基礎講義 会社法 の商品レビュー
基礎講義ということで初学者向けに書かれた教科書なのですが、読み物として面白い本でした。 会社法の教科書が設立からスタートしない、というのは既に定着したスタイルと思いますが、この本では、何のために会社法があるかをもっとよく理解できるように、第1部コーポレートガバナンス→第2部コー...

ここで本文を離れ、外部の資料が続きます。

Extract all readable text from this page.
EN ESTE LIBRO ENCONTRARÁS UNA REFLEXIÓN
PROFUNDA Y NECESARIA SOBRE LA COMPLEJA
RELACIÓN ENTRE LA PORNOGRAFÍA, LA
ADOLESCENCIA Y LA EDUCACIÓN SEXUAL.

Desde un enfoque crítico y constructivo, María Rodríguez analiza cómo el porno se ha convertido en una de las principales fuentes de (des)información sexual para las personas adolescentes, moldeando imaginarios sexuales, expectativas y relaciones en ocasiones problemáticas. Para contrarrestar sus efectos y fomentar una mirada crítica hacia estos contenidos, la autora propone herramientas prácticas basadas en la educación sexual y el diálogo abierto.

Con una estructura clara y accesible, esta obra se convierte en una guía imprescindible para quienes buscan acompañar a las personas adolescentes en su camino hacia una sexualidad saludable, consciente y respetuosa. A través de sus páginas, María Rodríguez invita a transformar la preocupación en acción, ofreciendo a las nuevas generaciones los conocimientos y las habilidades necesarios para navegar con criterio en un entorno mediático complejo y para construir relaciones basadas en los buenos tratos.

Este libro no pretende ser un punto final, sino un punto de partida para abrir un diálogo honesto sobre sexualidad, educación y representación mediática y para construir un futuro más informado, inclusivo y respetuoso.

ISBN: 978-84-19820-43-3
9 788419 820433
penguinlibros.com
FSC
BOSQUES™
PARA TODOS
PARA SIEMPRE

基礎講義ということで初学者向けに書かれた教科書なのですが、読み物として面白い本でした。 会社法の教科書が設立からスタートしない、というのは既に定着したスタイルと思いますが、この本では、何のために会社法があるかをもっとよく理解できるように、第1部コーポレートガバナンス→第2部コーポレート・ファイナンス→第3部コーポレート・ストラクチャーという構成にしてあって、その試みがすごく良く成功しているなと思いました。これにより、読者は、会社法がどういう物事を対象とする法律であり、各規定がどういう意味を持つのかを把握するのが容易になると思います。 私は、弘文堂の鈴木竹雄先生の会社法と法律学全集の鈴木・竹内先生方の本を教科書にして勉強した世代ですので、大学で学んだことと、実際の会社法実務とのギャップ(といいますか力点の置き方の違い)に最初は戸惑いましたが、この「基礎講義」で勉強する学生さんは、最初から活きた会社法を学ぶことができるだろうな(うらやましい)と思った次第です。 各章の冒頭に分かりやすいイントロとKey point、章の終わりにSelf-checkと参考文献(これまた多彩で興味深かったです)を掲げる方式も、本書を手にする読者には非常にありがたいと思います。 それと、叙述のスタイルも、平易に記載されているだけでなく、様々な気づきのあるものでした。楽しんで一読することができました。